Information Retrieval

Ben-Gurion University of the Negev

Github

These tasks were created as part of the Information Retrieval course at the Ben-Gurion University of the Negev.

The course deals with a variety of subjects on Information Retrieval and its application on the Internet, digital libraries, and information science. It covers the following topics:

Classical topics: information retrieval models, information retrieval algorithms, indexing, data structures for information retrieval, and evaluation of information retrieval systems.
Advanced topics: ranking methods, multimedia retrieval, thesaurus usage and creation, data mining, and harvesting.
Information retrieval on the internet topics: digital libraries, basic and advanced search engines, electronic newspaper, and distance learning.

Information Retrieval Engine

Merav Shaked | Yiftach Savransky

The goal of this project is to apply the theoretical knowledge learned in the course and acquire practical knowledge of the development and evaluation of search engines. The project is implemented in Java using the Intellij environment. The project includes two programming phases – indexing and retrieving.

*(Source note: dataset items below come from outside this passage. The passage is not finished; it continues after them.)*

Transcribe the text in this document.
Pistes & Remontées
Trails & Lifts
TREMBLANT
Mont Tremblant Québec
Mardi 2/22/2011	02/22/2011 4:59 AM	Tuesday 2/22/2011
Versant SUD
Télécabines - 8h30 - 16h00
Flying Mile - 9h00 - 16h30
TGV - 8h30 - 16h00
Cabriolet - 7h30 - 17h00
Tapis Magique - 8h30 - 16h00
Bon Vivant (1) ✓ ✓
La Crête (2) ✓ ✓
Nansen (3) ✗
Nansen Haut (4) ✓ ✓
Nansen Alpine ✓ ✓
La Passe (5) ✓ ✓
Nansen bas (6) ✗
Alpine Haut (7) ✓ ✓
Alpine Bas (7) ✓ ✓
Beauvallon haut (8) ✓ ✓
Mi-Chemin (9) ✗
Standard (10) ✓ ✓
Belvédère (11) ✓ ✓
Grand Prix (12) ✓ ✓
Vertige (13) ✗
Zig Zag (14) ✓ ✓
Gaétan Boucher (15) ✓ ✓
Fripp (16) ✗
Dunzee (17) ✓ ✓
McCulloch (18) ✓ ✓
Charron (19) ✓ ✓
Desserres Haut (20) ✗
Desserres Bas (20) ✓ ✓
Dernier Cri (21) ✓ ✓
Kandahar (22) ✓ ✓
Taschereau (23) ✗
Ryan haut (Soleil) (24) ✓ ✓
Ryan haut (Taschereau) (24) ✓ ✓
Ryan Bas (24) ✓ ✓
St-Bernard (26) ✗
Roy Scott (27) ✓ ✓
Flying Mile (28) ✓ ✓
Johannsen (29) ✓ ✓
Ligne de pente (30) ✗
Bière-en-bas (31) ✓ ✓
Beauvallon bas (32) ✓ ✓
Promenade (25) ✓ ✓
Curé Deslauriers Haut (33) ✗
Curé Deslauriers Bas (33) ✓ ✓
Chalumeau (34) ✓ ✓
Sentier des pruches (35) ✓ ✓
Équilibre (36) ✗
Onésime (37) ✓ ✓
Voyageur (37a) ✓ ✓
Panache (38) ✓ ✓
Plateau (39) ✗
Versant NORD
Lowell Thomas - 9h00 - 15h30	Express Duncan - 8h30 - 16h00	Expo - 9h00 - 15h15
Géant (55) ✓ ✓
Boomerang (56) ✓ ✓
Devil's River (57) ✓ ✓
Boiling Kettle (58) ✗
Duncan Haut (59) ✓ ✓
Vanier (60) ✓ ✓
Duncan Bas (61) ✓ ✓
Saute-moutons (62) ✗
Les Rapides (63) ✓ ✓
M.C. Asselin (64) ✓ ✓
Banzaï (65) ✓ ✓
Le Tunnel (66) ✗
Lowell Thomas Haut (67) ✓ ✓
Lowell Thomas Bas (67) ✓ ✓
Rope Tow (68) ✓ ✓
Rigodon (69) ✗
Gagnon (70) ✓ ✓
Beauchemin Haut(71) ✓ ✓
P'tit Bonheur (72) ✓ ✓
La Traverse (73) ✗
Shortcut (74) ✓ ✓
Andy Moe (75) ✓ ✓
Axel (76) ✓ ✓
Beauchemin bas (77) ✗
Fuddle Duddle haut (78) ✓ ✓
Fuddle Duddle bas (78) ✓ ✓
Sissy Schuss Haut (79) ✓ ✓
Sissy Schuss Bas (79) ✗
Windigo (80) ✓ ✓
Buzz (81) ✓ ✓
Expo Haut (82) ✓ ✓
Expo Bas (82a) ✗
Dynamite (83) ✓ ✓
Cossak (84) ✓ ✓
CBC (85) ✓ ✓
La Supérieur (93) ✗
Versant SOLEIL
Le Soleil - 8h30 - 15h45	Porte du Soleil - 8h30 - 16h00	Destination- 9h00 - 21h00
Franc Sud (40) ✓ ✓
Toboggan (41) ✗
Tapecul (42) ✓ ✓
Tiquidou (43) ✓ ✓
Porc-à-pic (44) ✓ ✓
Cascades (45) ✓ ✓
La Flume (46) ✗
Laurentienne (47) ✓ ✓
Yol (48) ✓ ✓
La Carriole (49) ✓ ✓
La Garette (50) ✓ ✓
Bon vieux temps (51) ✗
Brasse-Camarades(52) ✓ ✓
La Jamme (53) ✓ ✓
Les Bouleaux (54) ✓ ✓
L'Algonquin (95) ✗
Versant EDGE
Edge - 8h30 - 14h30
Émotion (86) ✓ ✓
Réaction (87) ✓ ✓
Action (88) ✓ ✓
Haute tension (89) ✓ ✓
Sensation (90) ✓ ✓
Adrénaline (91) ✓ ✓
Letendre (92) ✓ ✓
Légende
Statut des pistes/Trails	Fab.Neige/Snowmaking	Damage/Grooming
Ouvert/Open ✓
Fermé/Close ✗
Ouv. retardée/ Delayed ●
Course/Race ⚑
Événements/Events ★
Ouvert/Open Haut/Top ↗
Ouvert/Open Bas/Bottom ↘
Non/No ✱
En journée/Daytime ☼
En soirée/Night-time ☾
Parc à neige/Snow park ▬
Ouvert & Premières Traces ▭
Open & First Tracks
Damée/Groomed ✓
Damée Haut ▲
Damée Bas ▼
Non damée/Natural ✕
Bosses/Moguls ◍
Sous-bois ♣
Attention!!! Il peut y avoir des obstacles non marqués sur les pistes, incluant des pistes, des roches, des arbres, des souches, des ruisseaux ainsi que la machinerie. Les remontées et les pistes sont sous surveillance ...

Indexing the Documents (First Phase)

In this part we implement the processing and indexing of the documents. The corpus of documents includes approximately 450,000 documents, divided into around 1000 files. Files have fixed structure with XML style tags such as <DOC>, <DOCNO>, <TEXT>, etc.

Several project’s main classes of this part:

ReadFile class – Receives a path to the folder of the corpus, reads the files in it, and separates the documents.
Parser class – Separates every document to terms according to specific parsing rules regarding general words, numbers, dates and timestamps, entities, etc. All the entities that appear in more than one document are stored in a different index, dedicated to entities.
Stemmer class – Stemming is the process of reducing inflected (or sometimes derived) words to their word stem, base, or root form. This class is implemented using an open-source stemmer (Porter Stemmer).
Indexer class – Receives all the terms from the parser and creates an inverted index. The inverted index includes a dictionary of the terms and temporary posting files. To have the optimal time and space complexity, the writing to the disc occurs in batches of documents, instead of one by one.

Retrieving Relevant Documents (Second phase)

In this part, we implement the search and retrieve framework. The search engine receives either a single query or a path to a file that contains multiple queries, and then it retrieves the most relevant documents that match the query.

Several project’s main classes of this part:

Searcher Class – Receives one or several queries and searches the documents in which the terms of the query appear. The united list of documents for the query is then passed to the Ranker class for sorting them by their relevance. There is an option to return the top five entities according to their frequency in the document.
Ranker Class – Rates the relevance of each document to a given query. The score is computed using several different metrics:
1. BM25 rank between the given query and the given document.
2. Jaccard Similarity between the query and document header.
3. DSC (Dice) between the query and the document entities.
Semantic Analyzer Class – Receives the query and adds semantically similar terms to it, each one being the most similar term to each of the terms in the query. This is done to retrieve relevant documents that don’t contain the terms in the query but contain terms with similar meanings. This is implemented using an open source word embedding model (Medallia Word2vec algorithm).